When discussing collective nostalgia, Hal McDonald emphasized that it, too, relates to the phenomenon of forming the majority of our autobiographical memories between the ages of 10 to 30. “It's when we move out of those decades, into the more stable periods of our adult years, that we begin to feel nostalgia for that earlier period,” he said.
“There's about a 20-year gap between the beginning of the nostalgia bump—our adolescence—and the years we start feeling nostalgic for that time period, so that accounts for the current cultural wave of nostalgia for the 2000s; as it does for the cultural nostalgia for the 1990's we went through during the 2010s, and the cultural nostalgia we felt for the 1980s in the early 2000s, and so on.”
“There's also an economic aspect to the phenomenon,” McDonald added. “Since people emerging from their 20s into their 30s are starting to play a major role in the economy, nostalgia marketing tends to be directed at that demographic, which right now means that a lot of nostalgia marketing is based on the 2000s.”
Prof. David Ludden also pointed out that nostalgia researchers often talk about a phenomenon called collective nostalgia. “This isn't a fond remembrance of past events in your own life. Rather, it is a nostalgia for some time in the past that was the ‘good old days’ for a society,” he explained.
“For instance, many Americans think of the 1950s as the ‘Happy Days.’ Even though most Americans alive today weren't even born then, we all know that that was supposedly a happy time for Americans. This is because we tell stories about the ‘good old days’ and the media can reinforce this kind of collective nostalgia. There was even a popular TV show called Happy Days that aired in the 1970s, and it was all about the ‘good old days’ of the 1950s.”
People seem to be nostalgic not only about the clothes they used to wear or the squeaky-ringtone phones they used to carry around back in the day, but about such things as popular TV shows, too. But why do we feel nostalgic for things in the past we didn’t experience firsthand?
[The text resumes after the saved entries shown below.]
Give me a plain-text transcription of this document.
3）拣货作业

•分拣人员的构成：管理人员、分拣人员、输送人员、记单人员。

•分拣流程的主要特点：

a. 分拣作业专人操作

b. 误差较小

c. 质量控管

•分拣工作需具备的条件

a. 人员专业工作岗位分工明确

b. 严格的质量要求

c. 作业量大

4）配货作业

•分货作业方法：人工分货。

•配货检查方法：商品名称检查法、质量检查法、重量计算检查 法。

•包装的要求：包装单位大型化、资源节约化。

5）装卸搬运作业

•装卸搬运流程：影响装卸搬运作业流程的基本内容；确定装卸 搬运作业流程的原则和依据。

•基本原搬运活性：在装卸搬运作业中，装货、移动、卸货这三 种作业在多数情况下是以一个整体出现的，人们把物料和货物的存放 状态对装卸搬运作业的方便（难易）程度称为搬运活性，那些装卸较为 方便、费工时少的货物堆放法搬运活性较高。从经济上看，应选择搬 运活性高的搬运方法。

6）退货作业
“There’s actually a word for that phenomenon. In his 2012 project Dictionary of Obscure Sorrow, American writer John Koenig coined the term ‘anemoia,’ which he defines as ‘Nostalgia for a time or place one has never known’,” Prof. McDonald pointed out.
“Psychologists have researched the feeling and some think it has to do with the fact that autobiographical memory is ‘constructive’ rather than ‘reproductive.’ When we retrieve a memory from the past, our brains don’t just replay it like a video, but construct a simulation of the experience out of fragments of sensory memory, in the same way we construct simulations of future experiences we might have, but haven’t had yet.
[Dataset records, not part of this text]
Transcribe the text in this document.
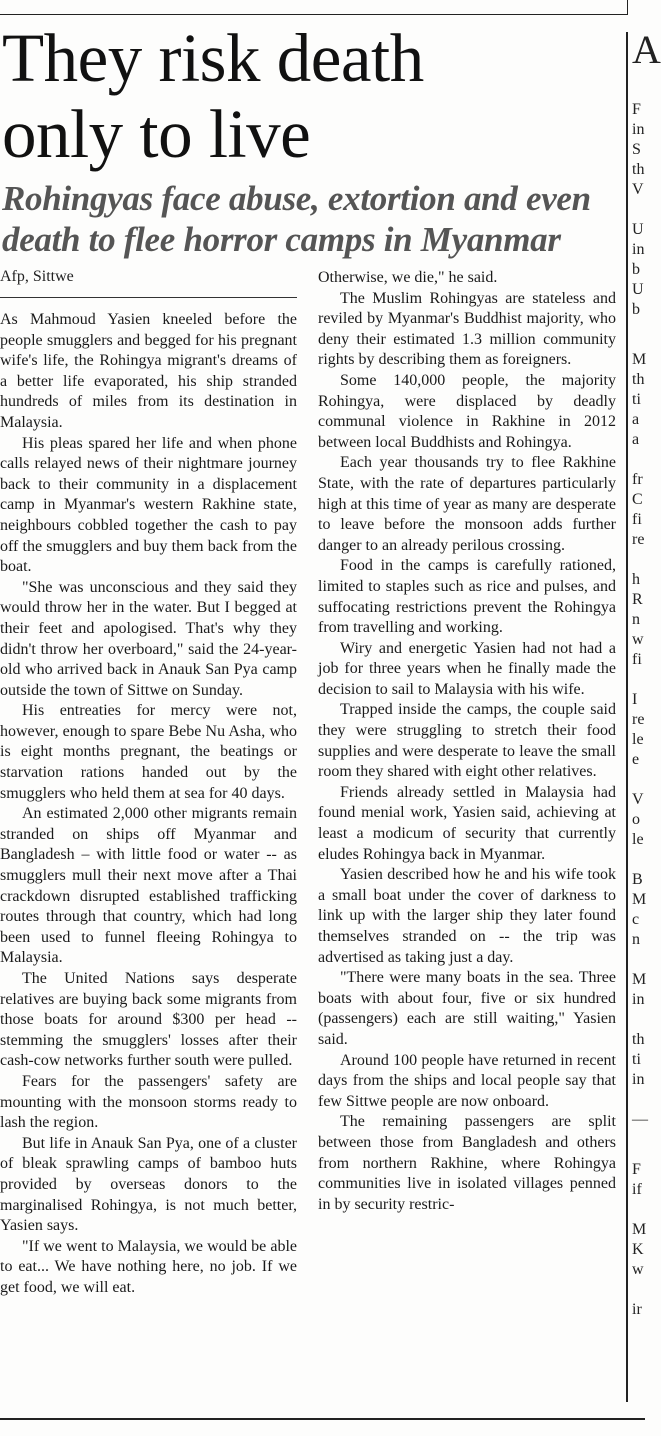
They risk death
only to live
Rohingyas face abuse, extortion and even
death to flee horror camps in Myanmar
Afp, Sittwe

As Mahmoud Yasien kneeled before the people smugglers and begged for his pregnant wife's life, the Rohingya migrant's dreams of a better life evaporated, his ship stranded hundreds of miles from its destination in Malaysia.

His pleas spared her life and when phone calls relayed news of their nightmare journey back to their community in a displacement camp in Myanmar's western Rakhine state, neighbours cobbled together the cash to pay off the smugglers and buy them back from the boat.

"She was unconscious and they said they would throw her in the water. But I begged at their feet and apologised. That's why they didn't throw her overboard," said the 24-year-old who arrived back in Anauk San Pya camp outside the town of Sittwe on Sunday.

His entreaties for mercy were not, however, enough to spare Bebe Nu Asha, who is eight months pregnant, the beatings or starvation rations handed out by the smugglers who held them at sea for 40 days.

An estimated 2,000 other migrants remain stranded on ships off Myanmar and Bangladesh – with little food or water -- as smugglers mull their next move after a Thai crackdown disrupted established trafficking routes through that country, which had long been used to funnel fleeing Rohingya to Malaysia.

The United Nations says desperate relatives are buying back some migrants from those boats for around $300 per head -- stemming the smugglers' losses after their cash-cow networks further south were pulled.

Fears for the passengers' safety are mounting with the monsoon storms ready to lash the region.

But life in Anauk San Pya, one of a cluster of bleak sprawling camps of bamboo huts provided by overseas donors to the marginalised Rohingya, is not much better, Yasien says.

"If we went to Malaysia, we would be able to eat... We have nothing here, no job. If we get food, we will eat.

Otherwise, we die," he said.

The Muslim Rohingyas are stateless and reviled by Myanmar's Buddhist majority, who deny their estimated 1.3 million community rights by describing them as foreigners.

Some 140,000 people, the majority Rohingya, were displaced by deadly communal violence in Rakhine in 2012 between local Buddhists and Rohingya.

Each year thousands try to flee Rakhine State, with the rate of departures particularly high at this time of year as many are desperate to leave before the monsoon adds further danger to an already perilous crossing.

Food in the camps is carefully rationed, limited to staples such as rice and pulses, and suffocating restrictions prevent the Rohingya from travelling and working.

Wiry and energetic Yasien had not had a job for three years when he finally made the decision to sail to Malaysia with his wife.

Trapped inside the camps, the couple said they were struggling to stretch their food supplies and were desperate to leave the small room they shared with eight other relatives.

Friends already settled in Malaysia had found menial work, Yasien said, achieving at least a modicum of security that currently eludes Rohingya back in Myanmar.

Yasien described how he and his wife took a small boat under the cover of darkness to link up with the larger ship they later found themselves stranded on -- the trip was advertised as taking just a day.

"There were many boats in the sea. Three boats with about four, five or six hundred (passengers) each are still waiting," Yasien said.

Around 100 people have returned in recent days from the ships and local people say that few Sittwe people are now onboard.

The remaining passengers are split between those from Bangladesh and others from northern Rakhine, where Rohingya communities live in isolated villages penned in by security restric-

A
F
in
S
th
V
U
in
b
U
b
M
th
ti
a
a
fr
C
fi
re
h
R
n
w
fi
I
re
le
e
V
o
le
B
M
c
n
M
in
th
ti
in
—
F
if
M
K
w
ir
“Since nostalgia is a feeling of yearning for the past, that feeling can be attached to a simulated memory of a past moment we never actually experienced in much the same way it can be attached to a simulated memory of a past moment we did experience,” the professor explained.
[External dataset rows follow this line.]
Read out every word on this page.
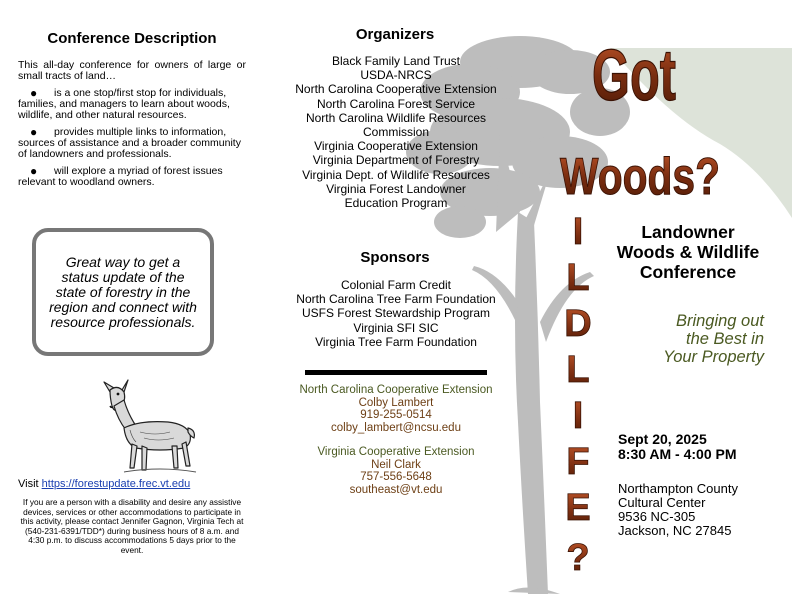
Conference Description
This all-day conference for owners of large or small tracts of land…
● is a one stop/first stop for individuals, families, and managers to learn about woods, wildlife, and other natural resources.
● provides multiple links to information, sources of assistance and a broader community of landowners and professionals.
● will explore a myriad of forest issues relevant to woodland owners.
Great way to get a status update of the state of forestry in the region and connect with resource professionals.
Visit https://forestupdate.frec.vt.edu
If you are a person with a disability and desire any assistive devices, services or other accommodations to participate in this activity, please contact Jennifer Gagnon, Virginia Tech at (540-231-6391/TDD*) during business hours of 8 a.m. and 4:30 p.m. to discuss accommodations 5 days prior to the event.
Got
Woods?
I
L
D
L
I
F
E
?
Organizers
Black Family Land Trust
USDA-NRCS
North Carolina Cooperative Extension
North Carolina Forest Service
North Carolina Wildlife Resources Commission
Virginia Cooperative Extension
Virginia Department of Forestry
Virginia Dept. of Wildlife Resources
Virginia Forest Landowner Education Program
Sponsors
Colonial Farm Credit
North Carolina Tree Farm Foundation
USFS Forest Stewardship Program
Virginia SFI SIC
Virginia Tree Farm Foundation
North Carolina Cooperative Extension
Colby Lambert
919-255-0514
colby_lambert@ncsu.edu
Virginia Cooperative Extension
Neil Clark
757-556-5648
southeast@vt.edu
Landowner
Woods & Wildlife
Conference
Bringing out
the Best in
Your Property
Sept 20, 2025
8:30 AM - 4:00 PM
Northampton County
Cultural Center
9536 NC-305
Jackson, NC 27845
One of the reasons why nostalgia makes us yearn for the past is the fact that we tend to turn back to the good old days for comfort, especially when things get tough. “One of the most common general triggers of nostalgia in adults is dysphoria, or a negative emotional state such as loneliness, sadness, or boredom,” Hal McDonald explained, adding that such negative states can make us feel nostalgic, and feeling nostalgic can lift our spirits; so nostalgia can act as a source of emotion regulation in difficult times.
“That is why the early weeks and months of COVID spawned a tsunami of old TV shows, movies, and music; people reached for nostalgia to alleviate the loneliness, fear, and boredom they felt during lockdown,” he pointed out.